Fees really matter. The goal of this post is to show the true cost of professional management for a $1 million portfolio.
I went through ADV disclosures for each of the top 100 RIA firms in the InvestmentNews database. I then excluded family offices with high minimums and firms with variable pricing not clearly broken out into tiers. Some of the firms include financial planning in their fee and most firms have discretion so clients might pay less than the public fee.
Here’s the data:
The median annual fee to manage $1 million is 1.0% per year. This is a bit above the 0.85% that Michael Kitces found:
An advisor’s true cost is more than just their management fee. You also need to know how much it costs to implement their strategy. This implementation cost is a combination of fund expense ratios, transaction costs, and taxes. For simplicity’s sake I’ll ignore transaction costs and taxes, since they are highly variable and even non-existent for passive buy and hold managers.
We do have concrete data on expense ratios. The blended average expense ratio of funds that advisors use is 0.50%.
When added to the management fee of 1.0%, the average advisor has an all-in cost of 1.5% per year.
A common rebuttal is that advisors are worth their fee since they add “advisor alpha.” I agree that competent advisors who provide behavioral coaching, low-cost fund selection, and increased tax-efficiency will provide higher returns than what a typical investor could achieve on their own. I just don’t think this is worth the 3% in value that’s typically quoted.
Fee Impact on Financial Goals
Percentage fees are an abstract concept for the average investor and it’s important to connect fees to real-world goals.
Imagine two hypothetical investors with $1,000,000:
- Both earn 7% gross per year.
- One investor pays an advisor an all-in 1.5% per year for management and implementation.
- The other investor pays an advisor a flat annual $3,500 management fee and 0.1% per year in implementation costs.
The second investor saved $892,000 over 30 years.
That could mean retiring a few years earlier or covering college for all of your grandchildren.
Financial product fees have been cut in half since 2000:
I expect the same thing will happen to the cost of financial advice. I started my RIA charging the typical 1.0% and recently switched to a flat fee to get ahead of what I think is an inevitable shift toward more competitively priced financial advice.
Fee Impact on Returns
Fees have been small relative to returns of the recent bull market.

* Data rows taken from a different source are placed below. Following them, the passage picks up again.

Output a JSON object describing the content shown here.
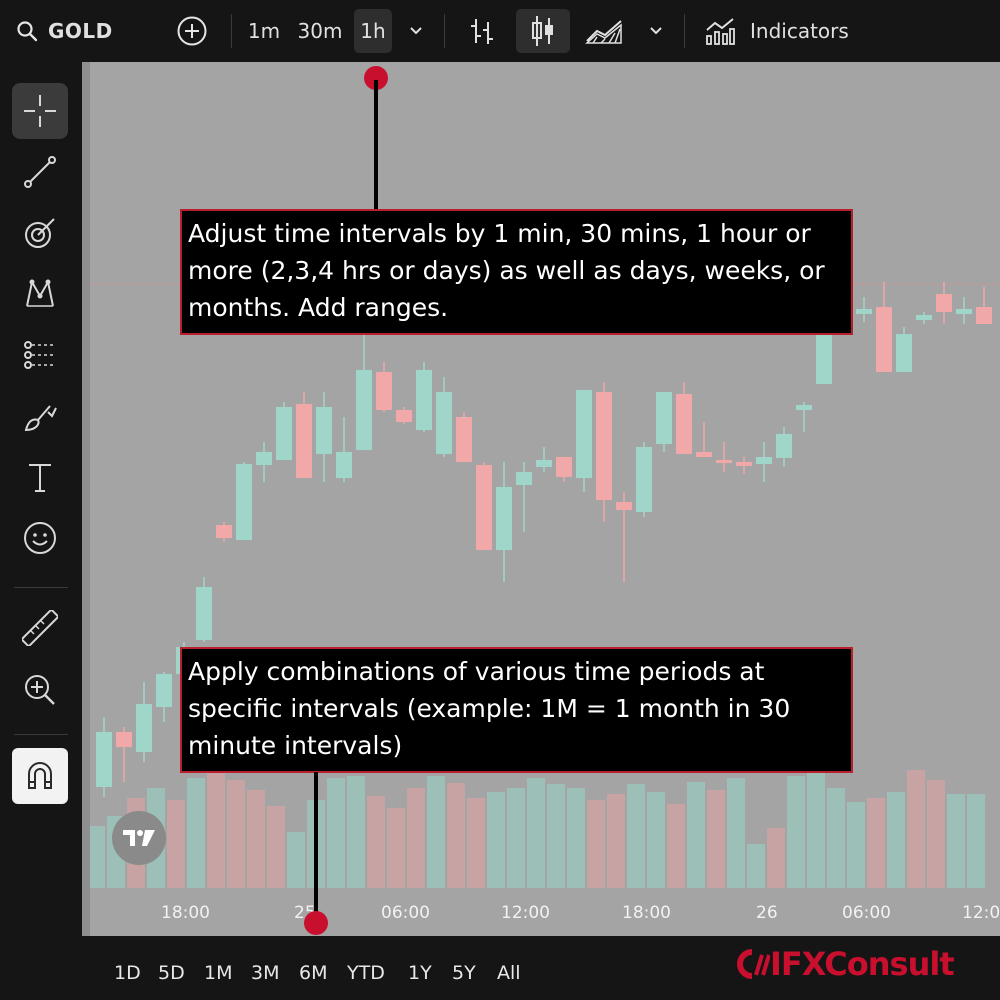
{
  "toolbar": {
    "symbol": "GOLD",
    "intervals": [
      "1m",
      "30m",
      "1h"
    ],
    "active_interval": "1h",
    "indicators_label": "Indicators",
    "icons": [
      "search-icon",
      "add-symbol-icon",
      "chevron-down-icon",
      "bar-chart-icon",
      "candles-icon",
      "area-chart-icon",
      "indicators-icon"
    ]
  },
  "tools": [
    "crosshair-icon",
    "trend-line-icon",
    "gann-fib-icon",
    "pattern-icon",
    "prediction-icon",
    "brush-icon",
    "text-icon",
    "emoji-icon",
    "ruler-icon",
    "zoom-in-icon",
    "magnet-icon"
  ],
  "time_axis": {
    "ticks": [
      "18:00",
      "25",
      "06:00",
      "12:00",
      "18:00",
      "26",
      "06:00",
      "12:0"
    ]
  },
  "ranges": [
    "1D",
    "5D",
    "1M",
    "3M",
    "6M",
    "YTD",
    "1Y",
    "5Y",
    "All"
  ],
  "annotations": {
    "top": "Adjust time intervals by 1 min, 30 mins, 1 hour or more (2,3,4 hrs or days) as well as days, weeks, or months. Add ranges.",
    "bottom": "Apply combinations of various time periods at specific intervals (example: 1M = 1 month in 30 minute intervals)"
  },
  "brand": "IFXConsult",
  "colors": {
    "up": "#9fd6c9",
    "down": "#f0a8a8",
    "accent": "#c8102e",
    "panel": "#151515",
    "chart_bg": "#a4a4a4"
  }
}
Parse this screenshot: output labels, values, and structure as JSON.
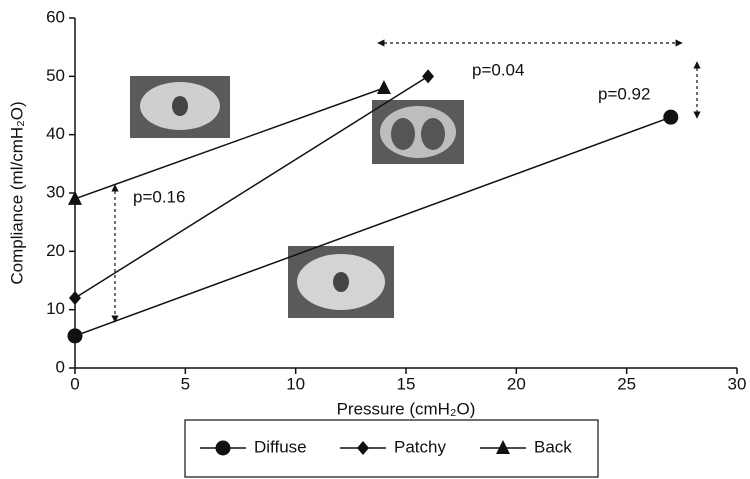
{
  "chart_data": {
    "type": "line",
    "xlabel": "Pressure (cmH₂O)",
    "ylabel": "Compliance (ml/cmH₂O)",
    "xlim": [
      0,
      30
    ],
    "xticks": [
      0,
      5,
      10,
      15,
      20,
      25,
      30
    ],
    "ylim": [
      0,
      60
    ],
    "yticks": [
      0,
      10,
      20,
      30,
      40,
      50,
      60
    ],
    "series": [
      {
        "name": "Diffuse",
        "color": "#111111",
        "marker": "circle",
        "x": [
          0,
          27
        ],
        "values": [
          5.5,
          43
        ]
      },
      {
        "name": "Patchy",
        "color": "#111111",
        "marker": "diamond",
        "x": [
          0,
          16
        ],
        "values": [
          12,
          50
        ]
      },
      {
        "name": "Back",
        "color": "#111111",
        "marker": "triangle",
        "x": [
          0,
          14
        ],
        "values": [
          29,
          48
        ]
      }
    ],
    "annotations": [
      "p=0.16",
      "p=0.04",
      "p=0.92"
    ]
  }
}
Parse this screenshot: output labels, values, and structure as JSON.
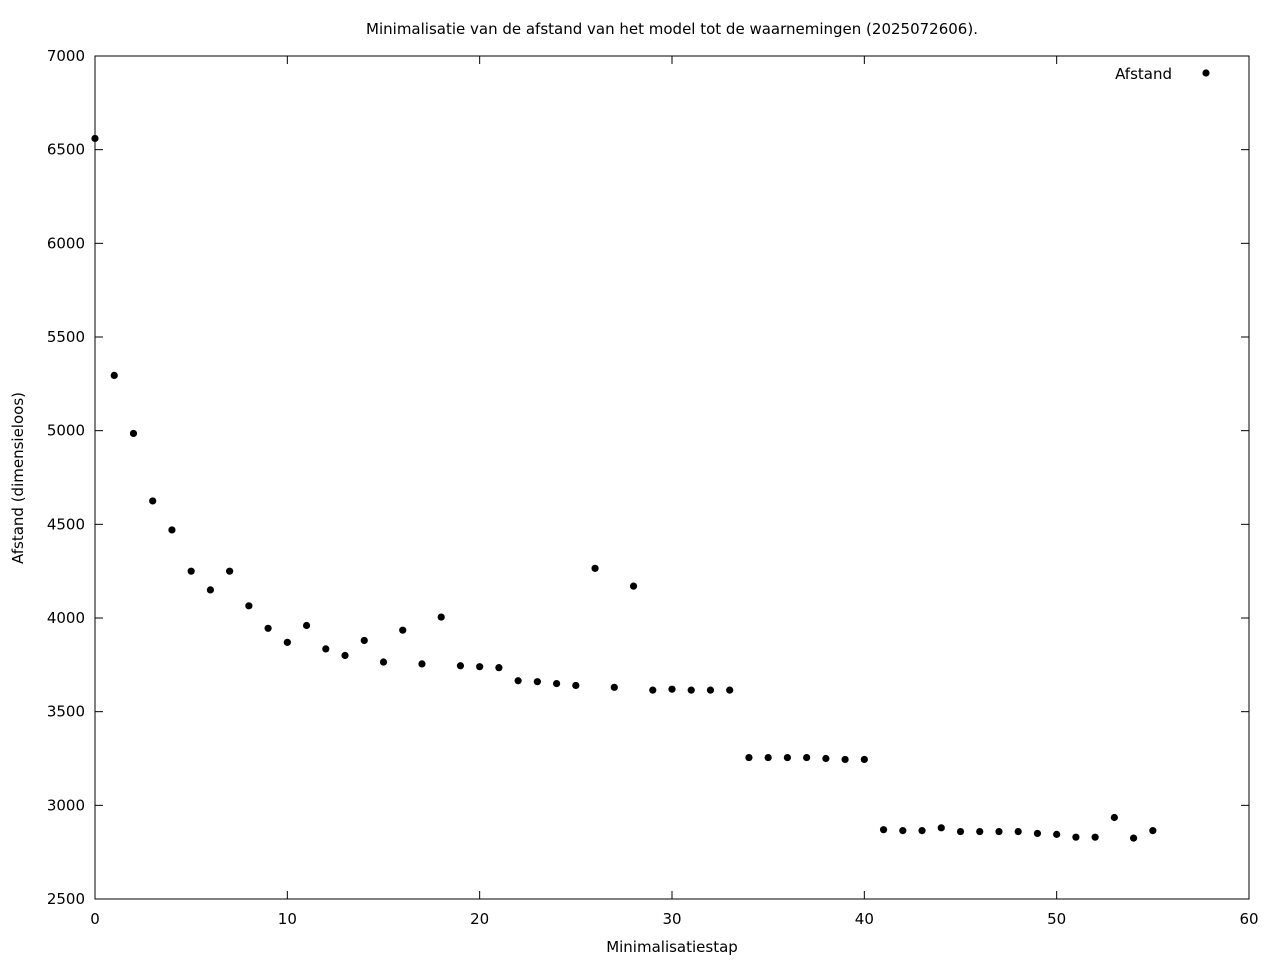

Going forward, they’ll likely consume a bigger slice of investor returns.
To estimate stock returns I took an average from Morningstar’s 2019 return estimates. Companies like Vanguard and Blackrock expect U.S. stocks to return 4% nominal over the next decade. They expect a higher 6% from international stocks. So 5% is a baseline estimate for what a globally diversified investor can realistically expect to earn. Bonds are easier to forecast since future returns are highly correlated to starting yields. The 10-year Treasury’s current yield of 1.6% is a good baseline for bonds.
An example 60/40 portfolio can be expected to earn 3% from the stock allocation (5% * 0.6) and 0.64% (1.6% * 0.4) from the bond allocation, or 3.64% for the total portfolio. After paying the average management and implementation fee of 1.5% you’re left with 2.14%. The 1.5% fee represents 40% of gross returns. You’re left with 0.14% per year if annual inflation averages 2%.
I genuinely hope stocks and bonds deliver higher returns than this. But hope isn’t a strategy and high fees raise the probability that a portfolio’s inflation-adjusted value will tread water over the next decade.
- The average advisor fee to manage a $1 million portfolio is 1.0% per year.
- The true cost of an advisor also factors in their implementation cost. This is typically around 0.5%.
- All-in fees north of 1.5% will likely be a substantial drag on portfolio performance over the next decade.